Depardieu et Deneuve dans toute leur splendeur. Et des seconds rôles de confort. Des anecdotes croustillantes comme :
Comment faire passer un jambon en contrebande ? Ou comment cacher son mari juif, avant de le faire passer en zone libre ? On pourrait croire que le vrai sujet, c’est la vie sous l’Occupation, mais c’est pas sûr du tout. La résistance, elle est seulement suggérée. Et les allemands ne sont pas de grands méchants loups, ils restent corrects. Madame (Deneuve), c’est la patronne, elle veut poursuivre l’œuvre de son mari en fuite. Monter une nouvelle pièce, sauver le théâtre. Défile les prétendants, les figurants, les machinistes, le journaliste (collabo). La réflexion sur le comment vivre sous la censure et l’Occupation, devient une variation sur l’espace théâtral et ses monomanies.
Côté cour, côté jardin, coulisses, les combles. La cave. Le bureau de madame. Un petit dédale vite comblé par les sentiments. Le jeune premier, dragueur (Depardieu), tombe sous le charme de madame la directrice. Mais madame a un secret. Elle reste fidèle a son mari par devoir. Truffaut n’a pas poussé le curseur vers le vaudeville, mais l’humour et le comique de certaines situations ne trompent personne. On est au théâtre. Et la comédie le moins dramatique possible. Et le théâtre n’a que faire de l’Occupation, du dernier métro, de la censure allemande. Etc.
Le jeu entre montré-caché fonctionne, mais est-ce suffisant ? Les situations sont affreusement banales. La dissimulation est feinte. On voit tout. Unité de temps, d’action, pas de révélation extraordinaire. Technique, mais pas énorme. Entre pudeur, et intimisme, dans le confort. On ne peut pas lui reprocher grand-chose. Il n’a plus rien à prouver, et la politique c’est pas son truc. Le drame c’est pas son truc non plus. La beauté épanouie d’une Andréa Ferréol, c'est plus son truc. L’ironie d’un Jean Poiret. La fraîcheur de la jeune Sabine Haudepin, qui joue la starlette prête à tout. Elle va faire chavirer des cœurs, et un surtout un en particulier…chut. No spoiler. On est loin de l’Occupation et des bruits de bottes. Dans ce théâtre des sentiments, on désamorce le conflit, et les problèmes, à coup de bons mots, ou de débrouillardise. Comédie, comédie.

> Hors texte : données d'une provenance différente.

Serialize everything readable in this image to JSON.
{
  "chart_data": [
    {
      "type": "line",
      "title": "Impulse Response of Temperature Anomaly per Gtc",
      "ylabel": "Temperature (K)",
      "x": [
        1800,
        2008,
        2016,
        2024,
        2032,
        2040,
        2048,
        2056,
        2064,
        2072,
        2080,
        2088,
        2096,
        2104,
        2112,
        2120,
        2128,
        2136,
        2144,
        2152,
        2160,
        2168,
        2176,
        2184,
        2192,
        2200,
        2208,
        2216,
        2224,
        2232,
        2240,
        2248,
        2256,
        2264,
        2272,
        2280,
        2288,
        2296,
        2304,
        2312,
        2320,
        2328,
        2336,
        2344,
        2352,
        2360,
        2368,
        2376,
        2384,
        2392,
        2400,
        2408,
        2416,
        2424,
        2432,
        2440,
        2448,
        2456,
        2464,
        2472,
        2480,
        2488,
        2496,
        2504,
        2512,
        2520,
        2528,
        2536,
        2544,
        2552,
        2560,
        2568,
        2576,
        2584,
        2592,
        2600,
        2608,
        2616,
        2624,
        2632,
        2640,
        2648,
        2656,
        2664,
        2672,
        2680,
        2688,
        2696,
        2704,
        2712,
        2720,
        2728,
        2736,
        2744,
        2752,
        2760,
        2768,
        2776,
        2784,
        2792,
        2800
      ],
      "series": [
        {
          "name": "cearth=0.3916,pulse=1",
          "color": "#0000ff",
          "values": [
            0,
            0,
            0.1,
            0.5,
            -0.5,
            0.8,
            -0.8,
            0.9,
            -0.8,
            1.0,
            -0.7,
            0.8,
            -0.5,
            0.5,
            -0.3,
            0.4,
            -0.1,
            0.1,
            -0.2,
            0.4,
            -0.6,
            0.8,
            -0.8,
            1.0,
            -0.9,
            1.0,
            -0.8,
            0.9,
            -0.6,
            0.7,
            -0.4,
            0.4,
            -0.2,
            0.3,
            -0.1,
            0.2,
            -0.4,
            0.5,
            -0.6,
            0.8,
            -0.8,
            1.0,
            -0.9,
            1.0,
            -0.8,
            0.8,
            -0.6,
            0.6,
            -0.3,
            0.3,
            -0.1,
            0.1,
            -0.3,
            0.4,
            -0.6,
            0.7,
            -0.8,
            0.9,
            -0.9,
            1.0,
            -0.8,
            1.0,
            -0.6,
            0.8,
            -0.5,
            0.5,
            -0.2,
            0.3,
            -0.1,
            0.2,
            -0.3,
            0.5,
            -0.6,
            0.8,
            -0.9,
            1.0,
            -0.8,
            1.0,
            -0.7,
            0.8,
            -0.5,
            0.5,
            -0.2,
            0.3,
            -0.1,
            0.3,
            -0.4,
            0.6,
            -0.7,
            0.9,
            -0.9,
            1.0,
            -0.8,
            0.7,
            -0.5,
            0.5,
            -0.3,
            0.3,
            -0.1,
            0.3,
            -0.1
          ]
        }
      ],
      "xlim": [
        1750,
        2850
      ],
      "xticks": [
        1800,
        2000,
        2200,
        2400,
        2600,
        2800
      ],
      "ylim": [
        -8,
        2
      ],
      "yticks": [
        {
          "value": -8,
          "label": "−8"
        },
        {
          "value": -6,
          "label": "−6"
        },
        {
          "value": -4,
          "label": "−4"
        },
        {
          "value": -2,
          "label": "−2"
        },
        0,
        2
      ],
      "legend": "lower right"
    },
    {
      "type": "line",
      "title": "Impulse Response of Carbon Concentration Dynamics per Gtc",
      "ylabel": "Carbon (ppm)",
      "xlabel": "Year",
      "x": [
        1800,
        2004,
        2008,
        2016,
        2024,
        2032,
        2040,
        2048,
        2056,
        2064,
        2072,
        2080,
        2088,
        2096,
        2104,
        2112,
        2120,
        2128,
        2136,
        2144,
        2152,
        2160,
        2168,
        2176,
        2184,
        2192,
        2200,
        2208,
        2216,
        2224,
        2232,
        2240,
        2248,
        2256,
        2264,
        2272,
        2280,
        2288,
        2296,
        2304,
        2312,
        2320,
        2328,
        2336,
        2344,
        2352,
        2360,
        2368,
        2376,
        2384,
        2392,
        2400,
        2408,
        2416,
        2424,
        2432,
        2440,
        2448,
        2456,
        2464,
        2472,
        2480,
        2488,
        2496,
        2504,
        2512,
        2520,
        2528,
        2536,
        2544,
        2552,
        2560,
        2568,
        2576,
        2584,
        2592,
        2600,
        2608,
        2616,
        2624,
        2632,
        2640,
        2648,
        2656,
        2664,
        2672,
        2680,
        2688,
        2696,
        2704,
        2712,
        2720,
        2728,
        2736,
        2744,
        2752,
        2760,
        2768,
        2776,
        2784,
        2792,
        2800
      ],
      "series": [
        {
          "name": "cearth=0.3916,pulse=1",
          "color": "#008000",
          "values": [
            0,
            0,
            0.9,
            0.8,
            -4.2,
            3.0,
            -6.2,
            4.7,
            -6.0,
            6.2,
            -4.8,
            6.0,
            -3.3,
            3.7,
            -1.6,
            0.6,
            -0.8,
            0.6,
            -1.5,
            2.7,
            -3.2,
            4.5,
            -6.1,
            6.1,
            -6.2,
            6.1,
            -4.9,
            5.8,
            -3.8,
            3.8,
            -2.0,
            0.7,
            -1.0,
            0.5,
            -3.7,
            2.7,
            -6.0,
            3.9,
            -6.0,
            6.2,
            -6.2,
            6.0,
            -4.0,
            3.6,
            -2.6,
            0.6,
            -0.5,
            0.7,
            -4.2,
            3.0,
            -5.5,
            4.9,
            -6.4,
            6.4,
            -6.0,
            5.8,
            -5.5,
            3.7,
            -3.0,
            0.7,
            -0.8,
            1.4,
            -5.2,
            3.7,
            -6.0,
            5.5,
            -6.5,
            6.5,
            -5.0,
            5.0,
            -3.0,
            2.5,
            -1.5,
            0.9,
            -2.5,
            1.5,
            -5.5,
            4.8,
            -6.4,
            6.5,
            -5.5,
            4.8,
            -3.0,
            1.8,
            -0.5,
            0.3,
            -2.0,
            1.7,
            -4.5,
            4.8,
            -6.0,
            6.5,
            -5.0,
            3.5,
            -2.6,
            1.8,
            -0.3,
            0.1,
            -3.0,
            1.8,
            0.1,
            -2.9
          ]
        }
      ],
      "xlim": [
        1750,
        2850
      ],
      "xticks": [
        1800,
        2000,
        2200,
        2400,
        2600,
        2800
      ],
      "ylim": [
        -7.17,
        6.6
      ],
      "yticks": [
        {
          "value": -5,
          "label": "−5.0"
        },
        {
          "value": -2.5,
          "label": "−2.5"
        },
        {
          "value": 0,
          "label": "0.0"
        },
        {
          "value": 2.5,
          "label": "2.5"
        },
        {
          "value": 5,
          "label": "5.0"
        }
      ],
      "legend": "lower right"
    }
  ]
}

Le final en pleine lumière, et soudain le cinéma reprend ses droits. Un tour de passe-passe, et une volte-face en forme de clin d’œil. Le cinéma qui se veut théâtre dans le théâtre, et qui se suffit à lui-même. Pas mal. Mais pas chef d’œuvre pour autant. Si on aime Truffaut, on va apprécier cette autre facette de son talent. Cette économie de moyens. Ce recentrage sur les personnages, les seuls qui comptent, bien plus que les situations elles-mêmes. Cette audace de ne pas parler de l’Occupation, tout en parlant de censure. Le théâtre c’est une espace de liberté, même contraint. Même si la milice surveille, même si on doit courir prendre le dernier métro. Mais bien que se soit audacieux, on pourrait aussi lui reprocher de ne pas vraiment développer. Rester formel, et rien d’autre. Léger malgré tout. Comédie, comédie.